Wir werden immer weniger. Das ist ja das, wo sich die Bundesrepublik so gut wie die Betriebe, die Zwangsarbeiter beschäftigt haben, die verlassen sich darauf, je länger wir es hinziehen, je länger wir es verzögern, je weniger brauchen wir zu entschädigen. Denn das regelt die Natur automatisch, wir sterben langsam weg.

 

 

Autorin:                    Hans Frankenthal ist Ende vergangenen Jahres im Alter von 73 Jahren gestorben.
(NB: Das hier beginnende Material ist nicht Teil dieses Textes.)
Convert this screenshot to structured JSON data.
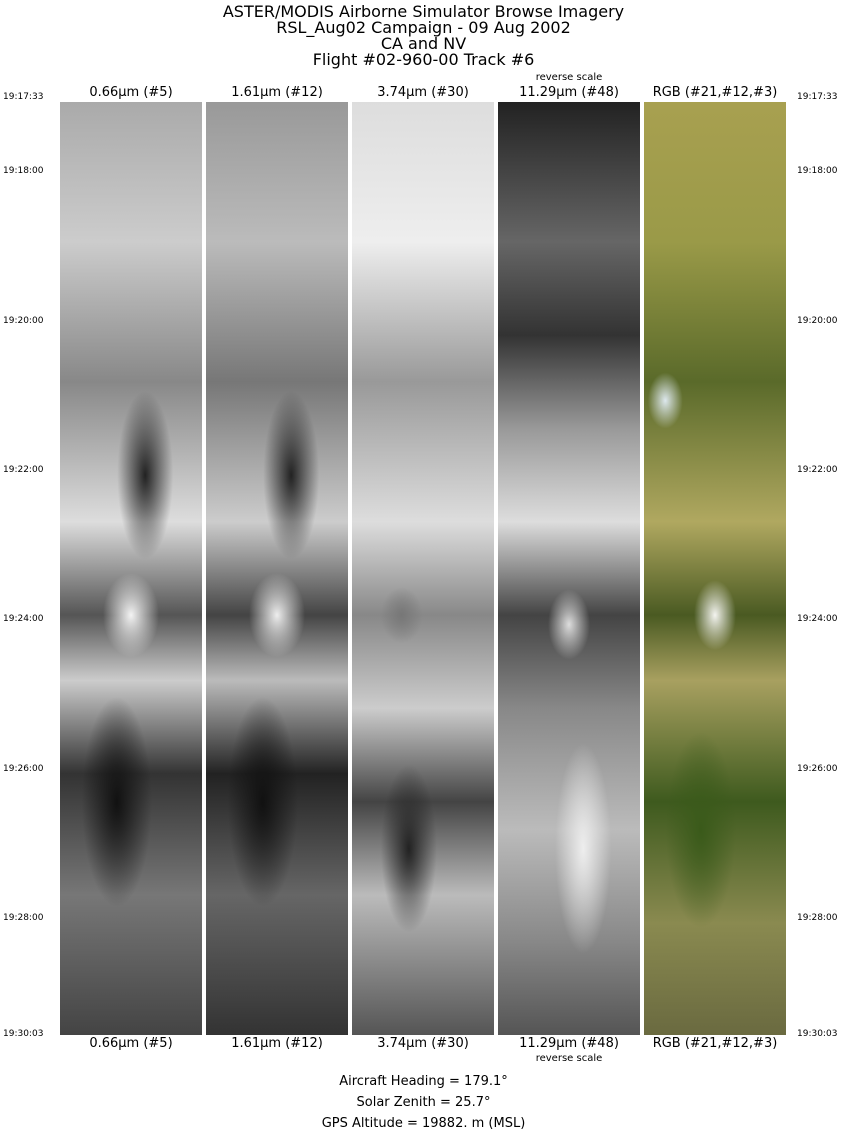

Auch er war im Auschwitz-Komitee aktiv und seit 1989 bei den sogenannten „Kritischen Aktionären“ der „IG-Farben in Liquidation“. Mit dem Erwerb von Aktien haben sich die Kritiker das Recht verschafft, auf den Aktionärsversammlungen auftreten zu können.

 

 

Regie:                    Take 6

Auf den Aktionärsversammlungen ist immer das, was wir verlangen: wir verlangen von IG-Farben in Abwicklung, das Vermögen, was am Tage der Abwicklung vorhanden war. Wir wollen dieses Geld in eine Stiftung einbringen und den Erhalt der Konzentrationslager Auschwitz und für Überlebende, die sich in großer Not befinden.

 

 

Autorin:         Das sagte der verstorbene Hans Frankenthal. Auch 50 Jahre nach dem alliierten Gesetz ist die IG-Farben immer noch nicht Geschichte.